Esta investigación sí lo hizo, y pudo descartar empíricamente otras posibles explicaciones, como el azar, las creencias personales, la moral (más general) e incluso el miedo a la muerte (que algunos podrían asociar con la religión). Los términos religiosos fueron los únicos que hicieron el trabajo pesado.

En segundo lugar, los resultados de los estudios fueron sorprendentes. No se trataba solo de que los conceptos religiosos tuvieran algún tipo de efecto, quizá tenue o menor. Era un efecto considerable, incluso enorme.

En el primer experimento, que implicaba la capacidad de los sujetos para ejercer su fuerza de voluntad (en este caso, «soportando la incomodidad» en forma de beber un brebaje intencionadamente repulsivo de vinagre y zumo de naranja elaborado por los propios investigadores), los que fueron «cebados» con conceptos religiosos lo hicieron un 91 por ciento mejor que los del grupo de control. (Para aclarar, «cebar» significa exponer subrepticiamente ciertas palabras -como «Dios» o «lo divino»-).

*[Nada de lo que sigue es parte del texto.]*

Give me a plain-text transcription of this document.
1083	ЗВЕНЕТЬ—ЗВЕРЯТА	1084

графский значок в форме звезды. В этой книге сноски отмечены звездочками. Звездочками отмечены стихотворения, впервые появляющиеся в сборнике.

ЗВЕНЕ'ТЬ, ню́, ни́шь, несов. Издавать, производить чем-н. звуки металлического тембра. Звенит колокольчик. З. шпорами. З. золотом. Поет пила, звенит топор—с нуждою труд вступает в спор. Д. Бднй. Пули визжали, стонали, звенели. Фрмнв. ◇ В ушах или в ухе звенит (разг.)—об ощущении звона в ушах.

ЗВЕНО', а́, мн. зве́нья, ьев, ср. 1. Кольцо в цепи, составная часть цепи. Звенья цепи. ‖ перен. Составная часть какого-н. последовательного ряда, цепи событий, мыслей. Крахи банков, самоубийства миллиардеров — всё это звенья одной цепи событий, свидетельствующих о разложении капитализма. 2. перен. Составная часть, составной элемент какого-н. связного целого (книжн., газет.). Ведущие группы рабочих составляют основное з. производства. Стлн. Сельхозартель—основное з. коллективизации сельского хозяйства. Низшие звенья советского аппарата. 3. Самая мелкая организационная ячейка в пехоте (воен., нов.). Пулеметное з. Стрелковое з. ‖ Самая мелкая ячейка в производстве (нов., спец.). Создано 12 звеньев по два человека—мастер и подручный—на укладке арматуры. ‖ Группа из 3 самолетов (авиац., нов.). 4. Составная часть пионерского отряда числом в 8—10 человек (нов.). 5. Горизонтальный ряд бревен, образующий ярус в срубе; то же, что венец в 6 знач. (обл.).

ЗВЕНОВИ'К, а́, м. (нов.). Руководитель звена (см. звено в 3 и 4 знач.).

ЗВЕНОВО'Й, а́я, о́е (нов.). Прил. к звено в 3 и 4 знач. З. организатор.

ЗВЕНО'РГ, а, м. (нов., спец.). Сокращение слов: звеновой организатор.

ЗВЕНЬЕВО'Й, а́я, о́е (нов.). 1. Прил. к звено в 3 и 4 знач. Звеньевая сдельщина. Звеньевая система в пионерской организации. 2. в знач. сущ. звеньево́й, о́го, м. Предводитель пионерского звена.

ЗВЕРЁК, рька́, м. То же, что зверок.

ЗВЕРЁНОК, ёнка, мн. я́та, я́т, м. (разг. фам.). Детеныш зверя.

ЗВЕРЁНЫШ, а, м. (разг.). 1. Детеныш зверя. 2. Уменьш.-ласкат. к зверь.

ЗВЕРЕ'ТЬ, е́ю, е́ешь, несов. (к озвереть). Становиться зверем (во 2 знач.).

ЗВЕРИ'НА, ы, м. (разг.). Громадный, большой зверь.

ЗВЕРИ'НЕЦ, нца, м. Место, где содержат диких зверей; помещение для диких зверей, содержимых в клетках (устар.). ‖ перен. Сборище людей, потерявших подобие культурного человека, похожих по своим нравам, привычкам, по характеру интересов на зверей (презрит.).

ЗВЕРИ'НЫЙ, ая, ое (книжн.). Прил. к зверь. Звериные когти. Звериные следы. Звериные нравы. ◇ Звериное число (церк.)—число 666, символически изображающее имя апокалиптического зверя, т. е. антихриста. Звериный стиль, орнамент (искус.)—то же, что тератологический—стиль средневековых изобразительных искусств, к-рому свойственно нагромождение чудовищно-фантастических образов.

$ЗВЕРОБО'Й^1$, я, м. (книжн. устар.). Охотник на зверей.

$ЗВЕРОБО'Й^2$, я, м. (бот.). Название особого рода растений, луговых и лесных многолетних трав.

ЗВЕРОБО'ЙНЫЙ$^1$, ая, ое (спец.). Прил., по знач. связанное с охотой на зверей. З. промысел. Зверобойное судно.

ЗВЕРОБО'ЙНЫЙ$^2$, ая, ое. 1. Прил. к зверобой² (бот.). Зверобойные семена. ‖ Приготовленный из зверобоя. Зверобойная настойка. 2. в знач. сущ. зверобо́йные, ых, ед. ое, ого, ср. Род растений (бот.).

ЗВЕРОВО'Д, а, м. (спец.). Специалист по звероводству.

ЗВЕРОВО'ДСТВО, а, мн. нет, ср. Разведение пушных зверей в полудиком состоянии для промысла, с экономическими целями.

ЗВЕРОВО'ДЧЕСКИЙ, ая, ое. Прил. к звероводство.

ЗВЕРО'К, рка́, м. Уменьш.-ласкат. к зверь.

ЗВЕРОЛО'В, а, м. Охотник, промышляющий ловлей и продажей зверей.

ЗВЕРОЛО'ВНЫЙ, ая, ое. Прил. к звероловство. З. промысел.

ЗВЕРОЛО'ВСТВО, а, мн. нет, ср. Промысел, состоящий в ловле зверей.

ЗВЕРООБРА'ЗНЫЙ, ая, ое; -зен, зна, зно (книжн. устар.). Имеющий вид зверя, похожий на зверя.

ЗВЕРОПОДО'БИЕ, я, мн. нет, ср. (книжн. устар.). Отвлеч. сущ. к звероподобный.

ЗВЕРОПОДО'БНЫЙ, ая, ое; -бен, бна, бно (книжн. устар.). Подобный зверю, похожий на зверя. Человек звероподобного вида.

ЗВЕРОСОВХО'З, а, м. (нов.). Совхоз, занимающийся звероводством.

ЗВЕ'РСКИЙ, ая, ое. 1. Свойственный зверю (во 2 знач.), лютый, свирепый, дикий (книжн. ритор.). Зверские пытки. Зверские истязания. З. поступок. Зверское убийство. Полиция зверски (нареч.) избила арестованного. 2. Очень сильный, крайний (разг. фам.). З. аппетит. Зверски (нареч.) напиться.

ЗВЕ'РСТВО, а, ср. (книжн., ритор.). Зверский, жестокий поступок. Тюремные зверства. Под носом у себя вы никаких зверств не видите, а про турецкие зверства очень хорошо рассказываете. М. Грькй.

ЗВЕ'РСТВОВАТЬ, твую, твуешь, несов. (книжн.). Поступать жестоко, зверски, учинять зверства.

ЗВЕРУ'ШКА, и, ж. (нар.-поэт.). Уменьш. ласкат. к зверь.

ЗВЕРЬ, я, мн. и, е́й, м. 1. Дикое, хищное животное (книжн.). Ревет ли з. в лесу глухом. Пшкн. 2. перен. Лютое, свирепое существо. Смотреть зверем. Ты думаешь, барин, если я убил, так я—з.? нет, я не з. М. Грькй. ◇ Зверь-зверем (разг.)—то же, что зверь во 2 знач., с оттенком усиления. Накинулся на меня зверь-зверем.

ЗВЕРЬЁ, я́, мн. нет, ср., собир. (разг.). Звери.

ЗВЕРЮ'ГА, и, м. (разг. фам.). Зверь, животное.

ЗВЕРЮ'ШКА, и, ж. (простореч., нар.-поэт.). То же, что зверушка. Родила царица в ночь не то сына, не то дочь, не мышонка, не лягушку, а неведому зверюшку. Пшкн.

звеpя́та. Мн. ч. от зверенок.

Eso es casi el doble de fuerza de voluntad, a partir de solo un momento de exposición a un término o concepto sagrado.

Los experimentos subsiguientes también demostraron el poder positivo de los términos religiosos, como cuando se midió la capacidad de los sujetos para retrasar la gratificación (otra forma de autocontrol) y trabajar en un rompecabezas imposible después de haber estado primero, por diseño, mentalmente «agotado».

En estos dos experimentos, los que fueron expuestos a los términos religiosos obtuvieron un 76 por ciento y un 70 por ciento más, respectivamente.

En tercer lugar, y quizá lo más increíble, es que los participantes representaban una amplia gama de creencias y antecedentes religiosos, desde católicos y protestantes hasta budistas, musulmanes y ateos, así como agnósticos. De hecho, estos dos últimos representaban el 34 por ciento de los participantes en cada uno de los experimentos. (Vale la pena repetirlo: se trataba de un estudio muy bien diseñado).

En otras palabras, los efectos observados no eran solo un reflejo de las firmes creencias religiosas de los participantes o de sus compromisos previos.

Todo lo contrario, de hecho, «el patrón de resultados no varió con la afiliación religiosa en ninguno de los estudios», observaron los investigadores. «Además, los resultados de los participantes religiosos y no religiosos mostraron el mismo patrón».

Por decirlo en otros términos, incluso un ateo declarado experimentaría casi el doble de fortaleza o autocontrol sólo por estar expuesto, sin saberlo, a un término como «espíritu» o «Dios».

Resulta bastante irónico, pues, en una época en la que se entrena a los educadores para que hagan todo lo posible por no «provocar» a personas con creencias o visiones del mundo diferentes.

Y qué trágico, por extensión, que en tantos foros, como las escuelas públicas, los educadores y el personal deban pasar de puntillas por esos términos y creencias, aunque tanto ellos como muchos de sus alumnos los compartan.

Se les está privando, por así decirlo, de lo que ahora puede describirse como beneficios reales, medibles e inmediatos para su bienestar psicológico y su personalidad.

Si hubiera un poco más de «lo divino» en las aulas, podría haber menos visitas a la oficina del director por crisis de autocontrol.

El estudio, en su conjunto, parece ser una sorprendente reivindicación de lo que muchos padres y personas de fe sabían todo el tiempo (y que durante mucho tiempo anhelaron la afirmación de nuestro mundo cada vez más secular): que la religión tiene un papel que desempeñar en todo esto, y uno decididamente positivo.

A eso, digo, amén.

Esperemos que no me despidan por ello.